The sight of Charlie behind the wheel always made me feel better. He was on my watch for the first half of the trip across and was responsible for teaching me how to steer the boat. One of my favorite aspects of this expedition was getting to know people who I would normally not cross paths with in my everyday life.
For example, Charlie lives in a castle in Scotland, will be joining the Royal Army (who sails more than the British Navy...who knew), and plays the bagpipes. It's possible that I could have met him at another juncture but having this time together on the boat was super fun. As Bill put it, another crew member, Charlie was certainly our MVP. He knows how to sail well and his positive attitude is contagious.
Oh, and he makes really killer brownies.
Garen is my "MVP" for life. Here he is getting ready to take his measurements. He started collecting data when they started trawling. I wish he was home right now as I write this so that I could give you a complete picture of what he did. I'll have to give it a shot on my own right now but I plan on designating more posts about his specific research in the near future.

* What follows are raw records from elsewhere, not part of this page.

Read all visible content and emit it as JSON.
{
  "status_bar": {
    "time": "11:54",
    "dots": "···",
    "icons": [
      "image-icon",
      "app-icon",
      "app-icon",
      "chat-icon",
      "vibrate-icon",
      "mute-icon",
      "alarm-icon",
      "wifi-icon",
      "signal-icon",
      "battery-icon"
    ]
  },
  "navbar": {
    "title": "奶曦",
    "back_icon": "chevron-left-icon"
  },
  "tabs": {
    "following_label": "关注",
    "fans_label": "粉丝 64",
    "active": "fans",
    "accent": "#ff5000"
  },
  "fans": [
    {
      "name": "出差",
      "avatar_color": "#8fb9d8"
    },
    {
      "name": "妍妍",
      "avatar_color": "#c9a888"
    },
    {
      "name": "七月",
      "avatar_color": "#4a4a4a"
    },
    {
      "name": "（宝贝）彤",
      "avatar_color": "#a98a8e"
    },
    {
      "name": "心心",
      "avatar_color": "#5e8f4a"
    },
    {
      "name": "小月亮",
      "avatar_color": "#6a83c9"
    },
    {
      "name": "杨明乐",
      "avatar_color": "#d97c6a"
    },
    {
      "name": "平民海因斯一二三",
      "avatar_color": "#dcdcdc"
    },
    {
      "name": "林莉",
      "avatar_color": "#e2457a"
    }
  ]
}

For now, I will say that this is what field science looks like on a cramped sail boat. You make do with what you have. Everyone does. Garen stored most of his instruments in a black plastic basket that used to hold apples until I dumped them into another box. We had yards and yards of line to send down to collect salinity levels, phytoplankton numbers, pH levels, temperature and other data that Garen later downloaded into a laptop in the galley. All of this line needed to be untangled daily no matter how clever we thought we were in sorting and tying it off the time before. Ah the glamour of environmental science. Actually, I know Garen wouldn't trade doing this kind of field work for the world.
Our work always took the two of us and two more hands. Here is Jeff reading the light meter for us and recording those numbers into Garen's lab notebook.
As the manta trawl stayed out on one side of the boat for an hour every 60 miles (if my memory serves me correctly) we deployed this high-speed trawl out on the other side of the Sea Dragon all of the time. We would process the high-speed trawl sample at the same time as the manta and then send it back in for further collections.
The wind continued to die down as we trawled closer toward the center of the gyre, forming a glassy, reflective mirror over the South Pacific that seemed to draw the sky and the sea closer together.